Hun opgewekte, vaak religieus getinte songs, zoals vroege hits Hallelujah of Six And Seven Books, raakten de juiste snaar bij het Jamaicaanse publiek en de publiekslievelingen begonnen een carrière die ze ruim 30 Jamaicaanse hits zou opleveren. Tijdens de ska-jaren  sponnen producers Prince Buster en Clement Dodd daar goed garen bij, maar de eind jaren zestig gestarte samenwerking met Leslie Kong zorgde pas voor internationaal succes. Nummers als 54-46 (dat Toots schreef na een relatief korte aanvaring met de wet), Pressure Drop en Monkey Man verschenen ook bij het Britse Trojan label, waar ze eveneens een paar succesvolle albums uitbrachten. The Maytals waren in diezelfde periode weliswaar niet de uitvinders van een nieuwe Jamaicaanse muziekstijl, maar wél de eersten die met Do The Reggay de naam ervan op de plaat vastlegden.

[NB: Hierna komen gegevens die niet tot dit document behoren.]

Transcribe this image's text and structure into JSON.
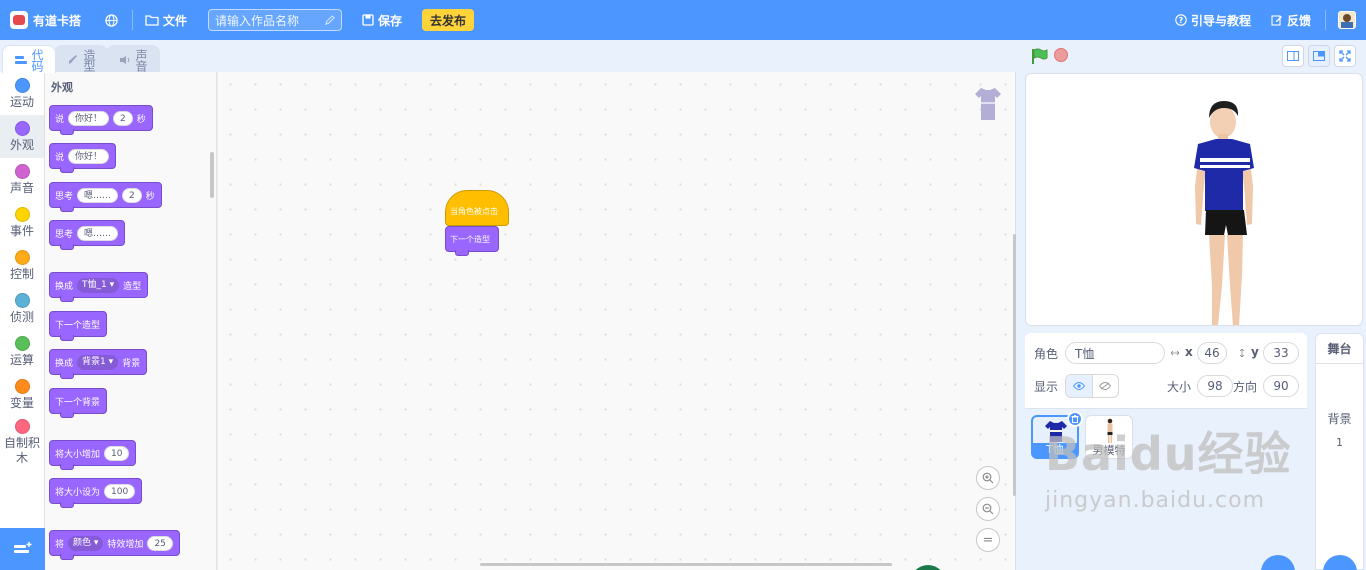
{
  "header": {
    "logo_text": "有道卡搭",
    "file_menu": "文件",
    "title_placeholder": "请输入作品名称",
    "save_label": "保存",
    "publish_label": "去发布",
    "guide_label": "引导与教程",
    "feedback_label": "反馈",
    "brand_color": "#4c97ff"
  },
  "tabs": [
    {
      "label": "代码",
      "icon": "code-icon",
      "active": true
    },
    {
      "label": "造型",
      "icon": "brush-icon",
      "active": false
    },
    {
      "label": "声音",
      "icon": "speaker-icon",
      "active": false
    }
  ],
  "categories": [
    {
      "label": "运动",
      "color": "#4c97ff"
    },
    {
      "label": "外观",
      "color": "#9966ff",
      "active": true
    },
    {
      "label": "声音",
      "color": "#cf63cf"
    },
    {
      "label": "事件",
      "color": "#ffd500"
    },
    {
      "label": "控制",
      "color": "#ffab19"
    },
    {
      "label": "侦测",
      "color": "#5cb1d6"
    },
    {
      "label": "运算",
      "color": "#59c059"
    },
    {
      "label": "变量",
      "color": "#ff8c1a"
    },
    {
      "label": "自制积木",
      "color": "#ff6680"
    }
  ],
  "palette": {
    "title": "外观",
    "blocks": {
      "say_secs": {
        "a": "说",
        "b": "你好！",
        "c": "2",
        "d": "秒"
      },
      "say": {
        "a": "说",
        "b": "你好！"
      },
      "think_secs": {
        "a": "思考",
        "b": "嗯……",
        "c": "2",
        "d": "秒"
      },
      "think": {
        "a": "思考",
        "b": "嗯……"
      },
      "switch_costume": {
        "a": "换成",
        "b": "T恤_1",
        "c": "造型"
      },
      "next_costume": {
        "a": "下一个造型"
      },
      "switch_backdrop": {
        "a": "换成",
        "b": "背景1",
        "c": "背景"
      },
      "next_backdrop": {
        "a": "下一个背景"
      },
      "change_size": {
        "a": "将大小增加",
        "b": "10"
      },
      "set_size": {
        "a": "将大小设为",
        "b": "100"
      },
      "change_effect": {
        "a": "将",
        "b": "颜色",
        "c": "特效增加",
        "d": "25"
      }
    }
  },
  "script": {
    "hat_block": "当角色被点击",
    "stack_block": "下一个造型",
    "zoom_reset": "="
  },
  "sprite_info": {
    "sprite_label": "角色",
    "sprite_name": "T恤",
    "x_label": "x",
    "x": "46",
    "y_label": "y",
    "y": "33",
    "show_label": "显示",
    "size_label": "大小",
    "size": "98",
    "direction_label": "方向",
    "direction": "90"
  },
  "sprites": [
    {
      "name": "T恤",
      "selected": true
    },
    {
      "name": "男模特",
      "selected": false
    }
  ],
  "stage_panel": {
    "title": "舞台",
    "backdrops_label": "背景",
    "backdrops_count": "1"
  },
  "watermark": {
    "main": "Baidu经验",
    "sub": "jingyan.baidu.com"
  }
}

Die reggae vormde ook het decor van de succesvolle Jamaicaanse cultfilm The Harder They Come. De rol die The Maytals spelen in de film en de bijbehorende soundtrack verstevigden hun reputatie.

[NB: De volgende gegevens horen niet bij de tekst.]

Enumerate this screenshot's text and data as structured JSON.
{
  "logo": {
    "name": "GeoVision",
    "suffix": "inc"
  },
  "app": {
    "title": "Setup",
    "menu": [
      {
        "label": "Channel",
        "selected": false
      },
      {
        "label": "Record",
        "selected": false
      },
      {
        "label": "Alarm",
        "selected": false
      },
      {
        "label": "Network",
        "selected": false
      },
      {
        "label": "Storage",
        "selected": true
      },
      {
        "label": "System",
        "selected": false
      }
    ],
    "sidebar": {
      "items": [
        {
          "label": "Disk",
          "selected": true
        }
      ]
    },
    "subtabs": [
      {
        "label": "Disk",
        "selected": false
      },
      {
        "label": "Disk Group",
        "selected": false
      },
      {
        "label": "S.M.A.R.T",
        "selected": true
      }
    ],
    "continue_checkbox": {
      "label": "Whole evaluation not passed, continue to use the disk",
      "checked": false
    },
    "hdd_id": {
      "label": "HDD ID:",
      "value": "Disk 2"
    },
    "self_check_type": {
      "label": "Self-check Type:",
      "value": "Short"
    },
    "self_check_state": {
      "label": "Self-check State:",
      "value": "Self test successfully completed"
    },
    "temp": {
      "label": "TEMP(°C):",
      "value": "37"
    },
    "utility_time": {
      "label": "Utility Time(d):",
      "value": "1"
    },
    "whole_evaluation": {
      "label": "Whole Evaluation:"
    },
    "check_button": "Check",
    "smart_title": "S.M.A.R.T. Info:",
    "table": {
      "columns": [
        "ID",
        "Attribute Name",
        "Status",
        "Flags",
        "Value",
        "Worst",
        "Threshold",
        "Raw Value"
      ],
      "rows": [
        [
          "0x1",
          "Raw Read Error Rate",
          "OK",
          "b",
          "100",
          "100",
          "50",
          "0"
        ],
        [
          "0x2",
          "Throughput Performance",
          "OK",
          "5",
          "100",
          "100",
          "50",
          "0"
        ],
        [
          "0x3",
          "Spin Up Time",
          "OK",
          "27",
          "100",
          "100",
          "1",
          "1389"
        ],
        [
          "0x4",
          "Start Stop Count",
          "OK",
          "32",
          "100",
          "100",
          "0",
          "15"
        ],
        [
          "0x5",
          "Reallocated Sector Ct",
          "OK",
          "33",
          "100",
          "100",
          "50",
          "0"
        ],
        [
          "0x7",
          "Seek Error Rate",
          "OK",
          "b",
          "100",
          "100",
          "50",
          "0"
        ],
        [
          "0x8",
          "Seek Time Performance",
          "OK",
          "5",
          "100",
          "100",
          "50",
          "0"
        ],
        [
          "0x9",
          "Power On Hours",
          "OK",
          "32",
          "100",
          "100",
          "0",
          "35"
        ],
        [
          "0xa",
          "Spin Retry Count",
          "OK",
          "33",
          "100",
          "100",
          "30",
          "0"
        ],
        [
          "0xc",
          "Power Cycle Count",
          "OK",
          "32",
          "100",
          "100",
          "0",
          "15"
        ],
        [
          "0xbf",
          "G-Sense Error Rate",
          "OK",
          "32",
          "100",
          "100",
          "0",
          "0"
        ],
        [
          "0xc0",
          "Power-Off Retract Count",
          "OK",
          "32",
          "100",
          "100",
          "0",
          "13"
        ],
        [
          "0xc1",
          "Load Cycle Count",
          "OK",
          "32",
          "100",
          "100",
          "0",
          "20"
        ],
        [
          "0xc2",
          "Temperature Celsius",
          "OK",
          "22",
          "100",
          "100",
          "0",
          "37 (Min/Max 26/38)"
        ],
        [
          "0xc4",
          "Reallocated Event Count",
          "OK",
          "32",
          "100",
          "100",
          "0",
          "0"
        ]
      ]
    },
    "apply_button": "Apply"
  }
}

Island-baas Chris Blackwell zag in Toots evenveel potentie als in Bob Marley en ging met beide groepen een langdurige en vruchtbare samenwerking aan. Tijdens de Island-jaren verschenen van de inmiddels Toots & The Maytals gedoopte band fantastische albums als Funky Kingston en Reggae Got Soul en vestigde Toots als letterlijk ‘hardest touring reggae act’ een dijk van een livereputatie. Toots beheerste alle essentiële instrumenten behoorlijk zelf, maar omringde zich in de studio en op het podium met dezelfde topmusici. Vrijwel het hele repertoire was van eigen hand, maar zeldzame covers in zijn 70’s oeuvre zijn van zeldzame klasse. Zijn versie van Louie Louie is minstens zo aanstekelijk als het origineel en Toots’ soulvolle lezing van Take Me Home, Country Roads steekt John Denver’s origineel en ruim 150 andere na-apers naar de kroon.
 
Het deels met lokale coryfeëen opgenomen album Toots in Memphis uit 1983 zou zijn laatste Island-plaat zijn. Toots & The Maytals bleven echter een veelgevraagde podiumact en vanaf de jaren negentig begonnen ze ook in Amerika de kwaliteiten van deze bonafide soulgigant te ontdekken. Een hele garde gerenommeerde collega’s, onder wie Willie Nelson en Bonnie Raitt dweept met Hibbert en eind 2006 maakte Gov’t Mule tijdens hun traditionele New Years Eve show zelfs een derde van het marathonconcert vrij voor een set met Toots. Ook in Europa raakte de groep niet in het vergeetboek; concerten in ons land bleven drukbezocht en tijdens festivals als Glastonbury ging zelfs het grote mainstream-publiek voor de bijl.
In mei 2013 raakte de reggaezanger gewond toen tijdens een festival in Richmond een fles zijn hoofd raakte. De gevolgen leken Toots’ carrière voortijdig te beëindigen, maar drie jaar later stond de taaie Jamaicaan toch weer op de bühne en dit jaar zou hij, tot het coronavirus dat onmogelijk maakte, ook Amsterdam en Groningen weer aandoen.
 
In afwachting van het nieuwe album Got To Be Tough en met de tickets voor een tot volgend jaar december uitgesteld concert in Paradiso op de koelkast, was ik een eind op streek met mijn artikel, toen er anderhalve week geleden berichten kwamen dat mijn held met covid-achtige symptomen in het ziekenhuis was opgenomen en daar om medische redenen in coma werd gehouden. Familie en een Jamaicaanse minister spraken de dagen daarna uit hoopvol te zijn, maar afgelopen vrijdag moest de onverwoestbaar lijkende Toots Hibbert het afleggen tegen zijn korte maar hevige ziekte.